According to KrebsonSecurity, apart from having insert skimmers inside the ATM to steal credit card data, there are hidden cameras that are placed very strategically around the ATM or outside.

Some of the places identified include behind brochure racks or safety mirrors which are right on top of the ATM. Such mirrors are put in place so as to alert the user standing in front of the ATM if someone is standing behind them.

Kfor reports that the cameras have been found placed near the PIN pad so that they can easily record the PIN the user is typing in.

These cameras apparently serve a dual purpose. This is because not only do they record the information transmitted through infrared by the insert skimmers, but also spy on the PIN numbers entered by users near the ATMs directly.

An insert skimmer (Image Credit: KrebsOnSecurity)
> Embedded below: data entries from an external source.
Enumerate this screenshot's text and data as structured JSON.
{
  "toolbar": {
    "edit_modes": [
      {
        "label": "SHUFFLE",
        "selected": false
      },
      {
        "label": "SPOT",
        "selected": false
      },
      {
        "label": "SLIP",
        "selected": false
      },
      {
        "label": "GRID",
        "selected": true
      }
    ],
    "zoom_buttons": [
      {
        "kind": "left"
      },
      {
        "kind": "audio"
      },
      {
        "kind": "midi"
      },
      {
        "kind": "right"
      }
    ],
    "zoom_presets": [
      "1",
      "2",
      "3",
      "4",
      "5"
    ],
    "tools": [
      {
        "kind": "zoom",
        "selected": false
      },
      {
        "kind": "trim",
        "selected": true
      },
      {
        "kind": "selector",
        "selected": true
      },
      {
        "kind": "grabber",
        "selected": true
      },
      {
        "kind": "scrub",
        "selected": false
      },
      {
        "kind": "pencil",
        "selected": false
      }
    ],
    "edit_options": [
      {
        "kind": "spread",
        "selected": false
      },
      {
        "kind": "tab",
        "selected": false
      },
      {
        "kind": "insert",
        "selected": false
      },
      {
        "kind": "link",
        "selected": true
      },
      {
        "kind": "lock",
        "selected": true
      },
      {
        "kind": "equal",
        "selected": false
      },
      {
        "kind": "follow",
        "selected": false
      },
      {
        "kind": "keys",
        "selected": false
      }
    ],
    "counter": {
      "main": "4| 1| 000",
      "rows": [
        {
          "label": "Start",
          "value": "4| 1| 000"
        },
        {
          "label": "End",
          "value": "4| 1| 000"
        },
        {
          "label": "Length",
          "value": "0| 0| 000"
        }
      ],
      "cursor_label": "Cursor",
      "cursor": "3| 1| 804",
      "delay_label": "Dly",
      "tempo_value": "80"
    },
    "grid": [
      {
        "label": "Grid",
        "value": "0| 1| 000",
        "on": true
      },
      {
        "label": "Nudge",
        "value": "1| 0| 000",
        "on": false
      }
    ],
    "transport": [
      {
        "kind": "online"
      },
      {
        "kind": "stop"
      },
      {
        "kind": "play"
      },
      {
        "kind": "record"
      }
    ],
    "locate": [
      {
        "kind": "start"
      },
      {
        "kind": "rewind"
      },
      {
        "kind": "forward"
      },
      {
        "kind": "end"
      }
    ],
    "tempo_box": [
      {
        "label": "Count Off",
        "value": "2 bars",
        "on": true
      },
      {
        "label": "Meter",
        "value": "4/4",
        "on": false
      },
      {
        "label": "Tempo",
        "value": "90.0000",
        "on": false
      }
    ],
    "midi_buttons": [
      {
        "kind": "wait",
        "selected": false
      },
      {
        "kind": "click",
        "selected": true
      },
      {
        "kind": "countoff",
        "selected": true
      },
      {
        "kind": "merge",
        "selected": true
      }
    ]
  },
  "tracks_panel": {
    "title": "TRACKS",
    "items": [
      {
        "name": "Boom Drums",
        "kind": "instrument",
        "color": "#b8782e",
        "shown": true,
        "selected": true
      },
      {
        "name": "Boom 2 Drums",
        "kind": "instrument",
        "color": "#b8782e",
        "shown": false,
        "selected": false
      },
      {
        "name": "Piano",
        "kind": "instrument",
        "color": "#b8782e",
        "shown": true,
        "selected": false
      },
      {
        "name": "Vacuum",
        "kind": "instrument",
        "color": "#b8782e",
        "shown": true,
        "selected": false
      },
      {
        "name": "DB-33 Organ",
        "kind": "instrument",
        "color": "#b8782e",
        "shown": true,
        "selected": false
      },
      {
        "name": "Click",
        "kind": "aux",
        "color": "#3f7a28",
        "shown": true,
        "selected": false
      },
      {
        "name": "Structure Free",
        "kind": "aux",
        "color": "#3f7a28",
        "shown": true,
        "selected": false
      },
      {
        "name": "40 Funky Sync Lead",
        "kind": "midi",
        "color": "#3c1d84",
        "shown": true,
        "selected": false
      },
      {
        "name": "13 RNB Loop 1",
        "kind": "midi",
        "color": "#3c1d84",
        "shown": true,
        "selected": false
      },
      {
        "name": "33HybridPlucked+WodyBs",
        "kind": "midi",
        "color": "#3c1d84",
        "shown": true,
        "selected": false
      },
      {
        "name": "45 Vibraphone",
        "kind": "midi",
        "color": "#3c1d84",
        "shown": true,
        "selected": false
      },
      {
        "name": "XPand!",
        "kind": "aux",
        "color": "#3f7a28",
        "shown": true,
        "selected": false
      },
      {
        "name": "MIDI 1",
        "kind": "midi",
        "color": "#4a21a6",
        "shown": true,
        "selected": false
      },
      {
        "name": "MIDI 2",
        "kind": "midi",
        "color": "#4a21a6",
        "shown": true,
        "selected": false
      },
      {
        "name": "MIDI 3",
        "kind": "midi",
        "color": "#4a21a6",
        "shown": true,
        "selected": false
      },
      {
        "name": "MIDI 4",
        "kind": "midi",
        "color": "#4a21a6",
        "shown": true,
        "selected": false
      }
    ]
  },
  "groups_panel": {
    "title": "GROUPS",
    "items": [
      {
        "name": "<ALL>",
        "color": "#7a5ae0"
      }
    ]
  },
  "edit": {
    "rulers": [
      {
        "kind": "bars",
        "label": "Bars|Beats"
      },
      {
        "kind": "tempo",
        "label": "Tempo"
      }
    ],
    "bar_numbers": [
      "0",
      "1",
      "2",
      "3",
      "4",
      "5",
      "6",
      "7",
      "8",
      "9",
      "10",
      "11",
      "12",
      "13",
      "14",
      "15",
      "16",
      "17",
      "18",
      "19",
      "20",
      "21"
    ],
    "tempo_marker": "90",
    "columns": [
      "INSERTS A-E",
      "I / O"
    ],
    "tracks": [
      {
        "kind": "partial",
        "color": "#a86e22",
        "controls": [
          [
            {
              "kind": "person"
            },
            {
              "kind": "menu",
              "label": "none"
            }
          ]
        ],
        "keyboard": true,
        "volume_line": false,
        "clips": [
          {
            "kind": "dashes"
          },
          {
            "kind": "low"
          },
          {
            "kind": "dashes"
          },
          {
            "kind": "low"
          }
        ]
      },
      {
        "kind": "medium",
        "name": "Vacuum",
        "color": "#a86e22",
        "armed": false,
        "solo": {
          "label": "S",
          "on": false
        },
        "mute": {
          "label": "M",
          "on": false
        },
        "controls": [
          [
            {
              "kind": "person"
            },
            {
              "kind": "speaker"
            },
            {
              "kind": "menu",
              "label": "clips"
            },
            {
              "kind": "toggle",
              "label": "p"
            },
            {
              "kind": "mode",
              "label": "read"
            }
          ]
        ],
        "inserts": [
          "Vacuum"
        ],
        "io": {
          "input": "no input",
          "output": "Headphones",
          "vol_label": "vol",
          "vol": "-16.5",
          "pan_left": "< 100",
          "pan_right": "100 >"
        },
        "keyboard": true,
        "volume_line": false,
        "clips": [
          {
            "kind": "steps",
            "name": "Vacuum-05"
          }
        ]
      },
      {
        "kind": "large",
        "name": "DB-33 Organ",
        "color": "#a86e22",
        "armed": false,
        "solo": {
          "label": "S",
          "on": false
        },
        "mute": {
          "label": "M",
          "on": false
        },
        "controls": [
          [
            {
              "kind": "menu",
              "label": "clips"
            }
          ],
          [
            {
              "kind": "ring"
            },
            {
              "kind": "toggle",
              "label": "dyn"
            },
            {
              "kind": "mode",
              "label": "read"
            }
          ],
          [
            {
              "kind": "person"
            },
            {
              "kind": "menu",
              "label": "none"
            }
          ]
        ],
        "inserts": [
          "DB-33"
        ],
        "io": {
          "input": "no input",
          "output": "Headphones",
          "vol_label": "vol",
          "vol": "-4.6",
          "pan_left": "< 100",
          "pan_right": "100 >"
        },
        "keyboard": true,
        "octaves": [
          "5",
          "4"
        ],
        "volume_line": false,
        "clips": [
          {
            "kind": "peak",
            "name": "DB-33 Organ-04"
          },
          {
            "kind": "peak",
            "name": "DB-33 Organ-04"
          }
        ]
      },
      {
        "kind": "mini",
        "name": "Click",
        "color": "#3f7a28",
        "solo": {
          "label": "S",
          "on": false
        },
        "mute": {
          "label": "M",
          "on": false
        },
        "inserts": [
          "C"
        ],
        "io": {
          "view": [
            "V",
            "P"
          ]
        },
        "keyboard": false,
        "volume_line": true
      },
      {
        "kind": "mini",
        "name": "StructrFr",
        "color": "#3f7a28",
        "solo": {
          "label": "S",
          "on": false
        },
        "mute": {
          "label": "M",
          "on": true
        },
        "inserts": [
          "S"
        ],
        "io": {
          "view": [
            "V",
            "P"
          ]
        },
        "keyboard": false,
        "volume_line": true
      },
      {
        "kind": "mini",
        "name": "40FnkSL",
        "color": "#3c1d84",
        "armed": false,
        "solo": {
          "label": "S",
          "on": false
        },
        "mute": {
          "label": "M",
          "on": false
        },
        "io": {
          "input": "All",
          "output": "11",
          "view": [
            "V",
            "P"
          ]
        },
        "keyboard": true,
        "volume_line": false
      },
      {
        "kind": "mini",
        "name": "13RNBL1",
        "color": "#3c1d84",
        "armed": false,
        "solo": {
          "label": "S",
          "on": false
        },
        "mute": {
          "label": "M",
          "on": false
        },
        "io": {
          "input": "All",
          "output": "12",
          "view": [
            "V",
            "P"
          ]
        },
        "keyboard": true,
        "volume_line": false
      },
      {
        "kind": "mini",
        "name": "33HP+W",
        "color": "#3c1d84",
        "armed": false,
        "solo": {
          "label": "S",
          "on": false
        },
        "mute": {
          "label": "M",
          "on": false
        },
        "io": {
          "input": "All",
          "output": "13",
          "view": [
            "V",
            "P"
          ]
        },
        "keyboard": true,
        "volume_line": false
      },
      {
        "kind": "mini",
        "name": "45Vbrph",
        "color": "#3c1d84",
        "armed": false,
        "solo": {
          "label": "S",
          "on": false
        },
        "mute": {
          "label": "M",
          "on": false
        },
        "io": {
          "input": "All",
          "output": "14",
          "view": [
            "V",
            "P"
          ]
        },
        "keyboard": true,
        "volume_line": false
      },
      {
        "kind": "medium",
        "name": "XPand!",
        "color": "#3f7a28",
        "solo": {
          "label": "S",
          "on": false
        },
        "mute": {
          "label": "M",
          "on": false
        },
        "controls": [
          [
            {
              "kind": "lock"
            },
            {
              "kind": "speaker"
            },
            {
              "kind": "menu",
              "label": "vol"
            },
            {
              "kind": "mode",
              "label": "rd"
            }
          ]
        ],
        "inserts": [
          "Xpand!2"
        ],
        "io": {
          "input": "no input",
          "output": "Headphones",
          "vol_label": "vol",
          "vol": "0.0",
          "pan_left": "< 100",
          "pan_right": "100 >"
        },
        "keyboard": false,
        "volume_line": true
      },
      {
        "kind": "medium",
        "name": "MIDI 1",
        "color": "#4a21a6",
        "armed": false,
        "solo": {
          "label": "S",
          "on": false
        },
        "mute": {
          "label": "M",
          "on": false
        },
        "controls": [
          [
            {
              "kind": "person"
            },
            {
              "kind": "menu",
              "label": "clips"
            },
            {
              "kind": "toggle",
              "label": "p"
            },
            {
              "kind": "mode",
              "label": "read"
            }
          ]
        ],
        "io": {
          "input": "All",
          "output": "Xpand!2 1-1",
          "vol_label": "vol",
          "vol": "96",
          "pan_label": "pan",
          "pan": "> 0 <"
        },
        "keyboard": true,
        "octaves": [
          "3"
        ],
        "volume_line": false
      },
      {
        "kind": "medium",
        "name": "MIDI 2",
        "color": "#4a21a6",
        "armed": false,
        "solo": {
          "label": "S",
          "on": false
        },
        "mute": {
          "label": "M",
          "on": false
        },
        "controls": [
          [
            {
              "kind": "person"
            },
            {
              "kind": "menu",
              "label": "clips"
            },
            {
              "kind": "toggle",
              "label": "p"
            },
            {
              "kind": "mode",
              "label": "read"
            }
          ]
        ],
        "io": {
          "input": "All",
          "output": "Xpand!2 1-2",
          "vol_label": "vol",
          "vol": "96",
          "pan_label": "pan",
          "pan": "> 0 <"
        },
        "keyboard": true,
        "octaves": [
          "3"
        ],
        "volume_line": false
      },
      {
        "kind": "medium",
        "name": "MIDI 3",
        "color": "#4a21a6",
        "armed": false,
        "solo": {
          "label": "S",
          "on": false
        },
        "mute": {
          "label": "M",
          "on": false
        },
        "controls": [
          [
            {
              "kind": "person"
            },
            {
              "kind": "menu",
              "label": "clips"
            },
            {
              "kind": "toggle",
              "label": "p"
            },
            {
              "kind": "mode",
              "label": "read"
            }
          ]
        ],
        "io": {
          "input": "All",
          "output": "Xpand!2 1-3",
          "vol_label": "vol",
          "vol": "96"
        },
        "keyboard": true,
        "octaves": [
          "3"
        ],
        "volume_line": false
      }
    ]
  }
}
What if the batteries die?

Quite expectedly, the scammers seem to have thought of it well before all of us. Cameras indeed run on batteries that need to be replaced. However, since they are hidden, it is fairly easy to replace.

As far as the insert skimmers are concerned, they are designed so that they only operate when a user inserts their card. This saves on the battery life.


Although not a very hi-tech method, it is still dangerous, and users are reminded to hide their PINs with their fingers at least to prevent unnecessary spying.

Indeed, given that insert skimmers are expensive, it is more than likely that the scammers must have relied more on these cameras to record the PIN directly rather than have it sent over through infrared.